All four are essential for a dough that is strong enough to rise well and hold its shape, but still tender and open in the crumb.


The Science of Mixing

A good mix is the foundation of great bread. It jumpstarts the development of the gluten network by fully hydrating the flour, allowing proteins (glutenin and gliadin) to link up and form strong, elastic bonds. These bonds are what give your dough strength and structure — and that structure, like a net, is what traps the gases produced during fermentation, creating a beautiful open crumb.

A proper mix also distributes the sourdough starter (or commercial yeast in yeasted breads) evenly throughout the dough, ensuring consistent fermentation. When everything is well combined, the dough ferments more predictably and bakes more evenly.

Mixing also helps create tiny air pockets within the dough — the perfect spaces for fermentation gases to get trapped and expand. These pockets are the beginning of the crumb structure, and without them, the dough won’t rise as beautifully or bake as light.

Everything works in harmony when the mix is right.

What happens if we don’t mix the dough well?

When the mix isn’t sufficient, the opposite happens: some flour stays dry and unhydrated, leading to clumps in the dough. The gluten network still forms, but it’s weaker and less connected, so the dough won’t hold gas as well. The starter or yeast won’t be evenly distributed, which can make fermentation less predictable, cause uneven rising and an irregular crumb.

What happens if we over mix the dough?

On the other hand, over mixing — which is unlikely by hand, and happens mostly when using mechanical mixers — can cause over-oxidation. This breaks down carotenoids (the natural pigments in flour), leading to bleached-looking dough and a loss of flavor and aroma.

Too much mixing can also tighten the dough excessively, making it less extensible and harder to shape, and if continued, will lead to the gluten network to weaken and begin breaking, resulting in dough that is unable to hold shape, trap gas, and ends up as a flat, dense loaf.

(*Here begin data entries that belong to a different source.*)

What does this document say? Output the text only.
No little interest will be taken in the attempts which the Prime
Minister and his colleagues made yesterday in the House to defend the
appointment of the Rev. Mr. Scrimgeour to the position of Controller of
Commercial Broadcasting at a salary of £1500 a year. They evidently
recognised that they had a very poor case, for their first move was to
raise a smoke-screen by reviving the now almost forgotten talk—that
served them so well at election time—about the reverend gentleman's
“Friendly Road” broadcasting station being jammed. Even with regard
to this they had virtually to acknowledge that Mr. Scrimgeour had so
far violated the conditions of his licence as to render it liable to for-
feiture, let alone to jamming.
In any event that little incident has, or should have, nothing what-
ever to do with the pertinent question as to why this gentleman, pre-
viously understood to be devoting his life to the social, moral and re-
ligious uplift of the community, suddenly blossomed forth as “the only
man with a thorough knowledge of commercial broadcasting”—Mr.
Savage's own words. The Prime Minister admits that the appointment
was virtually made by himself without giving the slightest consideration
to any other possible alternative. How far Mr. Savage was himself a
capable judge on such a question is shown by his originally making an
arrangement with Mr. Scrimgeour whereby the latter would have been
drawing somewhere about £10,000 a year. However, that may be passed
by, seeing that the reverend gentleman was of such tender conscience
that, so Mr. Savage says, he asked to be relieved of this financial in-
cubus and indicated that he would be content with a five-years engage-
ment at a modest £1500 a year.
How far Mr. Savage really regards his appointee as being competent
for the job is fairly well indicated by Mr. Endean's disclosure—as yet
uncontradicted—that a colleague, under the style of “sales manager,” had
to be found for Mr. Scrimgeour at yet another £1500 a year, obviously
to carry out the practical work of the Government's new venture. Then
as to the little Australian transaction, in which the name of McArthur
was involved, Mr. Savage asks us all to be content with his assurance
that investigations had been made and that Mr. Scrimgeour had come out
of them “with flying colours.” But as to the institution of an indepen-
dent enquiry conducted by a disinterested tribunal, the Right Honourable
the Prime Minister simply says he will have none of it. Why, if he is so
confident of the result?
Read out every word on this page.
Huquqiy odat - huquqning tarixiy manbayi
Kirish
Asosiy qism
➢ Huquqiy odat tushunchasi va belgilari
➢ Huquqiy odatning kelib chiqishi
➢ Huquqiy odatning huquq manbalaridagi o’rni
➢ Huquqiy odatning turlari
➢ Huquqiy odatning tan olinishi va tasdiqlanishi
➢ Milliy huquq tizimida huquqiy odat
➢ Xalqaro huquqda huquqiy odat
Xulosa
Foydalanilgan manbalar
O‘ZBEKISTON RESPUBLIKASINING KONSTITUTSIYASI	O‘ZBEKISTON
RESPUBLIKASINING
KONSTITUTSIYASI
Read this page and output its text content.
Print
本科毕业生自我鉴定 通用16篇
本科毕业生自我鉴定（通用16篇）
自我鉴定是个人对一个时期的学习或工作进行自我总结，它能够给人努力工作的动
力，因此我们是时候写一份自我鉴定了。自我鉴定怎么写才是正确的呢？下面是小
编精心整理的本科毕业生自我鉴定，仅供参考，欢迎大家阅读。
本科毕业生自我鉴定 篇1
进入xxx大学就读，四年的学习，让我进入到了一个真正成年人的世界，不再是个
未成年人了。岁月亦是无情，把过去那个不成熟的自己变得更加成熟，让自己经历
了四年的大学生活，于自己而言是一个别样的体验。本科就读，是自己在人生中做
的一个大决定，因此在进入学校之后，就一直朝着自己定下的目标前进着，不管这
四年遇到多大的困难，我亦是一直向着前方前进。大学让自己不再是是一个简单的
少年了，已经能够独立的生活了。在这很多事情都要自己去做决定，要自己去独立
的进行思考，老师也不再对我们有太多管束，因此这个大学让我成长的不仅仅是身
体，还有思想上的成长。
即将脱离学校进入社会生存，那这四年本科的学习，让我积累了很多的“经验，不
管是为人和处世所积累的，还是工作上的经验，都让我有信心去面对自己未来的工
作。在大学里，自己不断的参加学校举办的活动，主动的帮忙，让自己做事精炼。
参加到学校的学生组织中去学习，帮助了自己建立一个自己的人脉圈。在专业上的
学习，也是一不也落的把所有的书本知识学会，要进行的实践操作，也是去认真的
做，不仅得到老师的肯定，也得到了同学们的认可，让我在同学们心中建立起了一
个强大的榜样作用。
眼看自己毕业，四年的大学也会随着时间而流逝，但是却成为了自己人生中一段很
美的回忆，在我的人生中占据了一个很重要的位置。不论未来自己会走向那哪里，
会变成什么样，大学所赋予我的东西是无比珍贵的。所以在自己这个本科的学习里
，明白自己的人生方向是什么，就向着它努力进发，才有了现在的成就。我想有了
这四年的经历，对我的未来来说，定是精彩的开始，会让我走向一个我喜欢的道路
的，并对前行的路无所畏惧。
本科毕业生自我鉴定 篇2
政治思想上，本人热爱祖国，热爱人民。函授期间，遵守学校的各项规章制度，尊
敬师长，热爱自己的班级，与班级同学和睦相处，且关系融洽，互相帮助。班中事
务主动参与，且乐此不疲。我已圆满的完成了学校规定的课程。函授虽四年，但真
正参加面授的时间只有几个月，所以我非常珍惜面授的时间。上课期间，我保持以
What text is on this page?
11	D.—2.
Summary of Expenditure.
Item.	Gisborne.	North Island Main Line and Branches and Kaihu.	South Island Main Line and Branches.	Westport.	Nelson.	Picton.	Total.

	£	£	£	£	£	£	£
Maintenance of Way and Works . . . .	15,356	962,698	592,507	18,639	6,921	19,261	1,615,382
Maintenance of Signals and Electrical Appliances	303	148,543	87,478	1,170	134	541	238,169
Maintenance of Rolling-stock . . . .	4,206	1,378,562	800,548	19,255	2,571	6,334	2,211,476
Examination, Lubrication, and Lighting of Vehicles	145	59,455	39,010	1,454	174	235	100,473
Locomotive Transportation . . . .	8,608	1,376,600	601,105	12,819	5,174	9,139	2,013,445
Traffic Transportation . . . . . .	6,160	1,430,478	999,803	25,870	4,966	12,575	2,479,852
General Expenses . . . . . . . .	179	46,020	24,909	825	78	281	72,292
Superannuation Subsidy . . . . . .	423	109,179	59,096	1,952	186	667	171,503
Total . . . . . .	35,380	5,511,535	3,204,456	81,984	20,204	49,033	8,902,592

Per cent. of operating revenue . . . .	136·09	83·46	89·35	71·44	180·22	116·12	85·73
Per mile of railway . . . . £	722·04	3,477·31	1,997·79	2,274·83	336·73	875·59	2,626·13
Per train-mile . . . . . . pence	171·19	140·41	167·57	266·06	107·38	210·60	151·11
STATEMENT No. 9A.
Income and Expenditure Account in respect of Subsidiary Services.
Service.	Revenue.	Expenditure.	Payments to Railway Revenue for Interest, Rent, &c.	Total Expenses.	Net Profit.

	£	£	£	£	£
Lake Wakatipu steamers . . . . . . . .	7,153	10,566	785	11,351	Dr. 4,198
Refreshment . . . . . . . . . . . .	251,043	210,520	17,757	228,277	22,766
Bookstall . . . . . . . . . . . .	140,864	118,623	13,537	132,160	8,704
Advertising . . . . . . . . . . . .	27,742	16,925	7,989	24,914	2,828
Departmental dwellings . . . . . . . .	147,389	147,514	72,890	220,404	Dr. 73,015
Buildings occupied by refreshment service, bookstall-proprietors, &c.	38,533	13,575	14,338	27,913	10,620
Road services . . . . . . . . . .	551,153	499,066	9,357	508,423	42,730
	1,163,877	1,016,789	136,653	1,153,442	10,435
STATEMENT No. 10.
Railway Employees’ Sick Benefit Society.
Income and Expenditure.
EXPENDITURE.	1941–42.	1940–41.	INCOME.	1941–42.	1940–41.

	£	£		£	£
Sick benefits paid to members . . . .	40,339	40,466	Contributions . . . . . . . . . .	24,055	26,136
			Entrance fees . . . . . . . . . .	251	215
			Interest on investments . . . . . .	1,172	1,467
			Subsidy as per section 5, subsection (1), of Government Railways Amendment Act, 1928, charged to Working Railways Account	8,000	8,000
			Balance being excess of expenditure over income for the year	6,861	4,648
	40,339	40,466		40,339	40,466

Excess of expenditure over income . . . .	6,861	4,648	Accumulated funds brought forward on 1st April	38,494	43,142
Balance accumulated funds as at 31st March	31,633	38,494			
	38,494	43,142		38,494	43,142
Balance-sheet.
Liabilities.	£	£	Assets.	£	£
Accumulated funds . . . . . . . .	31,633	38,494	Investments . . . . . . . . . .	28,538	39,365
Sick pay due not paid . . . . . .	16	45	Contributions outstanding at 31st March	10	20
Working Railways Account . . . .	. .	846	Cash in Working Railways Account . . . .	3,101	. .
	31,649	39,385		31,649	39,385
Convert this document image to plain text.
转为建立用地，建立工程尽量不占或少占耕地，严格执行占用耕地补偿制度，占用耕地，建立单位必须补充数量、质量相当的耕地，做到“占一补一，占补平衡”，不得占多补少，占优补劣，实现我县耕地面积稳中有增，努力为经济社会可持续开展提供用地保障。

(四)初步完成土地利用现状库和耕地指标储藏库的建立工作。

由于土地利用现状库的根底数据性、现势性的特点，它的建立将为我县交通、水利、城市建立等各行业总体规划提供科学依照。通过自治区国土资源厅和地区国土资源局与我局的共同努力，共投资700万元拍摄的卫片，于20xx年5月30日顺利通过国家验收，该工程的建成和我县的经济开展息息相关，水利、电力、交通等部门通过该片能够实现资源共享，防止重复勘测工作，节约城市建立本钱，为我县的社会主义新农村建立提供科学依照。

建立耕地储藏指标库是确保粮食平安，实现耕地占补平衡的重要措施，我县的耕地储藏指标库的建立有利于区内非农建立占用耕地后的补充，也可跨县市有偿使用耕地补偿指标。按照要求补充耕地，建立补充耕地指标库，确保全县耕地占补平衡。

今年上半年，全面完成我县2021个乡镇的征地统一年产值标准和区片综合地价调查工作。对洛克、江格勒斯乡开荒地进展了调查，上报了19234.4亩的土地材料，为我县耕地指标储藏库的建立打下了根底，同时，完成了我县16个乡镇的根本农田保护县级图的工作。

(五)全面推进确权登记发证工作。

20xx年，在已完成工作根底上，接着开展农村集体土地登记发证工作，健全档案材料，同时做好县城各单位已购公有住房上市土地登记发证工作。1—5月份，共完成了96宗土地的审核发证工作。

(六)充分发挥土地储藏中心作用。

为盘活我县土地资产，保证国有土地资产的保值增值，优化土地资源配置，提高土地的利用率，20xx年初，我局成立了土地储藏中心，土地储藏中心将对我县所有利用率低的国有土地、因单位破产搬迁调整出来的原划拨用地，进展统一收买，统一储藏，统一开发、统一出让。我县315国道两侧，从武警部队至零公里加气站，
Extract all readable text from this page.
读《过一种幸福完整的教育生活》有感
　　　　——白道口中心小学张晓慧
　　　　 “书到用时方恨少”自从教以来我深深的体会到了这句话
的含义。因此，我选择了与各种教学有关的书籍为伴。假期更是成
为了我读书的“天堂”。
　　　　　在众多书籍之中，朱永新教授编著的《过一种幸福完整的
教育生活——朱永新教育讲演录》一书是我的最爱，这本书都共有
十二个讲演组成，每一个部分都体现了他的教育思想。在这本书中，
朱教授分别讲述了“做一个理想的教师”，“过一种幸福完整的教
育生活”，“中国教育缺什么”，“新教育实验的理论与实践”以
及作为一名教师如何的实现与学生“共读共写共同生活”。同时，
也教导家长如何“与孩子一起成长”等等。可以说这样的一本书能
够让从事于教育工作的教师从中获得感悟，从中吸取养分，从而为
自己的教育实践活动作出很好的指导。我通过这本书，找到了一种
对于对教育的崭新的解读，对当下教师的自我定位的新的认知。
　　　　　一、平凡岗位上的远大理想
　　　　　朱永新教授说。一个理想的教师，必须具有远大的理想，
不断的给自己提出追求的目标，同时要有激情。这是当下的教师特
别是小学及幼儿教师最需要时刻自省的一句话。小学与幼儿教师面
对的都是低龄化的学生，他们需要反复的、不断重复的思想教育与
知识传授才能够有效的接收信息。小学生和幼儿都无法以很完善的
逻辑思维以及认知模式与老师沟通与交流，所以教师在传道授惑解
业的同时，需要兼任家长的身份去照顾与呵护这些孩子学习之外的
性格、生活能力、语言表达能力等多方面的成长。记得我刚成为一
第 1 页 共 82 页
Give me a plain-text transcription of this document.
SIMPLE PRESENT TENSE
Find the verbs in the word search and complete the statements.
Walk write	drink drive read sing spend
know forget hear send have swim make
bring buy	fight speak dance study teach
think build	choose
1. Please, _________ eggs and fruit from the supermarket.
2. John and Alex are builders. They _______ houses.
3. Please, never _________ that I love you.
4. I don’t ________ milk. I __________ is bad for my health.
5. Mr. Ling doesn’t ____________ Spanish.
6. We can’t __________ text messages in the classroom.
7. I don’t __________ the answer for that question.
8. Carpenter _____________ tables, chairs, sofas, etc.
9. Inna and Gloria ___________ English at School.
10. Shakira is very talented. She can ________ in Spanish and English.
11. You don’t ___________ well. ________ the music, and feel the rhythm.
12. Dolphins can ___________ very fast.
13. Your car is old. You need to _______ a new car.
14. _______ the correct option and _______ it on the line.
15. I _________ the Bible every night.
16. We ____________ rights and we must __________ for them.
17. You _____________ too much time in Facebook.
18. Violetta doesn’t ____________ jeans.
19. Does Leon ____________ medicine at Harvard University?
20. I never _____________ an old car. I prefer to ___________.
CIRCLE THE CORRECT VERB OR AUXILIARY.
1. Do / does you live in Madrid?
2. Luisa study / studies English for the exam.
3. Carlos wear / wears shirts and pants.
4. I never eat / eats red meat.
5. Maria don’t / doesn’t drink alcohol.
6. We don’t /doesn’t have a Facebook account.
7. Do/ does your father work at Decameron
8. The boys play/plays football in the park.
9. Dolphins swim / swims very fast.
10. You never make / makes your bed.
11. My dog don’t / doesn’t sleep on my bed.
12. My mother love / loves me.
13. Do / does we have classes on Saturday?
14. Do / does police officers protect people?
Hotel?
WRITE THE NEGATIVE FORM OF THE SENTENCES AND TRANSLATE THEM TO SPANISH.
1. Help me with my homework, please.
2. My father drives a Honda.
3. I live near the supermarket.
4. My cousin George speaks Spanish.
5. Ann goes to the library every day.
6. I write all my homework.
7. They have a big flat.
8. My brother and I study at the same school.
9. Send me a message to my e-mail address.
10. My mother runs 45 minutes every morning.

But I really don’t want you to worry about over mixing by hand or by using a mixer for a few short minutes. It’s highly unlikely.

In short: mixing is about balance. You want to mix enough to fully hydrate the flour, build strength, and create cohesion — but not so much that you overwork the dough.

In sourdough baking, we often lean toward gentle mixing and allow gluten to develop gradually through rest (via autolyse, fermentolyse, or the rest periods between folds, shaping, etc) and strengthening folds (coil folds or stretch-and-folds).


The Role of Autolyse and Fermentolyse

Before we chat about how to mix, there’s an important step (or two) that can make a huge difference in how your dough behaves.

Autolyse
This is when you mix just the flour and water, and let it rest before adding the sourdough starter and salt.

During this resting period — typically 20 minutes to 1 hour, although I have heard of bakers doing overnight autolyse — the flour fully hydrates, and enzymes in the flour begin breaking down proteins and starches. This jumpstarts gluten development and improves extensibility (the dough’s ability to stretch), making your final dough easier to mix and shape.

Autolyse was popularized by French baker Professor Raymond Calvel.

Fermentolyse
In this version, the starter is added at the same time as the water and flour — only the salt is held back. This still allows gluten to begin forming but also lets fermentation begin early — not slowed down by the salt — which makes the dough easier to mix and shape, and can be helpful when baking on a tighter schedule.